As the climate warms, mountain goats seek remnant snow

By Joshua Rapp Learn

Glacier National Park’s iconic mountain goats seek out diminishing snow patches where they cool down and reduce their respiration rates. ©Wesley Sarmento - University of Montana

Climate change may be affecting mountain goats’ ability to regulate their body temperatures in the summer, causing them to seek out increasingly sparse snow patches.

“It’s pretty profound to see them up there on the really hot days, panting so hard with their tongues out,” said Wesley Sarmento, Montana Fish Wildlife and Parks bear management specialist and the lead author of a study published recently in PLOS ONE. “Then they’d go out there on the snow for a little bit, and they’d start to cool down.”

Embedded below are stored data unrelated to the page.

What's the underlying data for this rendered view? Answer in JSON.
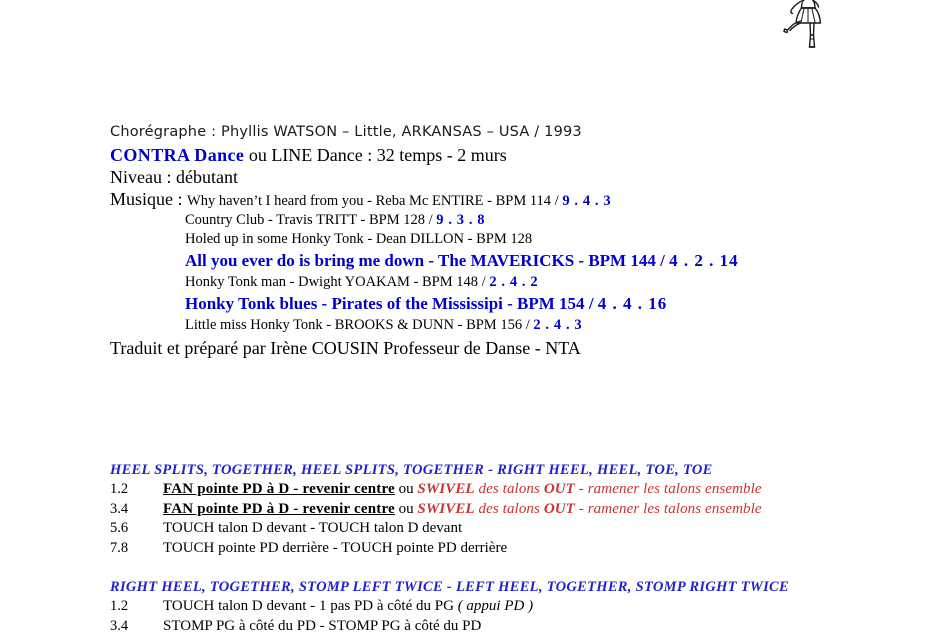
{
  "document": {
    "illustration": "dancer-line-drawing",
    "header": {
      "choreographe": "Chorégraphe : Phyllis  WATSON – Little, ARKANSAS – USA  /  1993",
      "dance_type_keyword": "CONTRA  Dance",
      "dance_type_rest": " ou  LINE  Dance : 32  temps - 2  murs",
      "niveau": "Niveau : débutant",
      "musique_label": "Musique : ",
      "traduit": "Traduit et préparé par Irène COUSIN Professeur de Danse - NTA"
    },
    "songs": [
      {
        "title": "Why haven’t I heard from you - Reba  Mc ENTIRE - BPM  114",
        "separator": "   /   ",
        "code": "9 . 4 . 3",
        "style": "plain"
      },
      {
        "title": "Country Club - Travis  TRITT - BPM  128",
        "separator": "   /   ",
        "code": "9 . 3 . 8",
        "style": "plain"
      },
      {
        "title": "Holed up in some Honky Tonk - Dean  DILLON - BPM  128",
        "separator": "",
        "code": "",
        "style": "plain"
      },
      {
        "title": "All you ever do is bring me down - The  MAVERICKS - BPM  144",
        "separator": "   /   ",
        "code": "4 . 2 . 14",
        "style": "accent"
      },
      {
        "title": "Honky Tonk man - Dwight YOAKAM - BPM  148",
        "separator": "   /   ",
        "code": "2 . 4 . 2",
        "style": "plain"
      },
      {
        "title": "Honky Tonk blues - Pirates of the Mississipi - BPM  154",
        "separator": "   /   ",
        "code": "4 . 4 . 16",
        "style": "accent"
      },
      {
        "title": "Little miss Honky Tonk - BROOKS  &  DUNN - BPM  156",
        "separator": "   /   ",
        "code": "2 . 4 . 3",
        "style": "plain"
      }
    ],
    "sections": [
      {
        "title": "HEEL   SPLITS, TOGETHER,  HEEL   SPLITS, TOGETHER - RIGHT  HEEL, HEEL, TOE, TOE",
        "steps": [
          {
            "num": "1.2",
            "bold_underline": "FAN  pointe  PD  à  D     -  revenir centre",
            "connector": " ou  ",
            "red_caps": "SWIVEL",
            "red_mid": " des talons ",
            "red_caps2": "OUT",
            "red_tail": " - ramener les talons ensemble",
            "plain": ""
          },
          {
            "num": "3.4",
            "bold_underline": "FAN  pointe  PD  à  D     -  revenir centre",
            "connector": " ou  ",
            "red_caps": "SWIVEL",
            "red_mid": " des talons ",
            "red_caps2": "OUT",
            "red_tail": " - ramener les talons ensemble",
            "plain": ""
          },
          {
            "num": "5.6",
            "bold_underline": "",
            "connector": "",
            "red_caps": "",
            "red_mid": "",
            "red_caps2": "",
            "red_tail": "",
            "plain": "TOUCH talon  D  devant  -  TOUCH  talon  D  devant"
          },
          {
            "num": "7.8",
            "bold_underline": "",
            "connector": "",
            "red_caps": "",
            "red_mid": "",
            "red_caps2": "",
            "red_tail": "",
            "plain": "TOUCH  pointe  PD  derrière  -  TOUCH  pointe  PD   derrière"
          }
        ]
      },
      {
        "title": "RIGHT  HEEL, TOGETHER, STOMP  LEFT  TWICE - LEFT  HEEL, TOGETHER, STOMP  RIGHT  TWICE",
        "steps": [
          {
            "num": "1.2",
            "bold_underline": "",
            "connector": "",
            "red_caps": "",
            "red_mid": "",
            "red_caps2": "",
            "red_tail": "",
            "plain": "TOUCH talon  D  devant  -  1 pas PD à côté du PG",
            "italic_tail": " ( appui  PD )"
          },
          {
            "num": "3.4",
            "bold_underline": "",
            "connector": "",
            "red_caps": "",
            "red_mid": "",
            "red_caps2": "",
            "red_tail": "",
            "plain": "STOMP  PG  à  côté  du  PD  -  STOMP  PG  à  côté  du  PD",
            "italic_tail": ""
          }
        ]
      }
    ]
  },
  "colors": {
    "accent_blue": "#0000cc",
    "section_blue": "#2222cc",
    "alt_red": "#cc3333",
    "text_black": "#000000",
    "page_background": "#ffffff"
  }
}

Sarmento, a research biologist at the University of Montana at the time, was working with colleagues to track the effects of tourism and impacts of the popular Going-to-the-Sun Road on mountain goats (Oreamnos americanus) in Glacier National Park.

But Sarmento noticed that hot summer days caused the goats to pant, and many of them would move onto remnant snow patches that didn’t melt in the summer.

The researchers collared some goats and identified others based on individual characteristics like broken horns.

They tracked the goats every day, noting their hourly behavior. They also counted the goats’ breaths, noting how many inhalations they made per minute, and recorded how far the animals were from snow patches.

“We found that on hot summer days, goats are closer to persistent summer snow patches,” Sarmento said.

When the goats retreated to the snow, they found, their breathing rates slowed 16% compared to when they were off the snow.

In different parts of the study site, they found temperatures varied. During the hottest times of the day — between noon and 4 p.m. — some areas reached highs of 98 degrees Fahrenheit while on the same hot day, the snow surface stays around 50 degrees. Consequently, once the off-snow temperature had dropped to around 50 degrees Fahrenheit, they found little difference in the goats’ breathing rates on and off the snow.

Sarmento said that their findings have implications for goats’ ability to cope with their environment under warmer climate conditions. Mountain goats have poorly developed sweat glands and use the snow pack to cool down. Without snow, goats expend more energy staying cool, and spend less time foraging for food, looking for mating opportunities or other critical behaviors.

Warmer average summer temperatures could also cause more persistent summer snow pack to melt during the summer, which might spell trouble for mountain goats.

“Persistent summer snowpack has benefits to mountain goats’ thermoregulation,” he said. Some 10,000 years ago, mountain goats even occupied the Grand Canyon area before temperatures there became too warm to support the animals.

“They’re a cold-adapted species. Their distribution is tied to northern mountain ranges and alpine environments,” he said.

Sarmento didn’t look at population-level effects, but he cited other research that showed that hotter temperatures correlated with lower population growth among mountain goats. In Montana, goat populations are declining, and climate change could be playing a role.

“It warrants further study, because something’s going on with mountain goats and heat and loss of snow,” Sarmento said.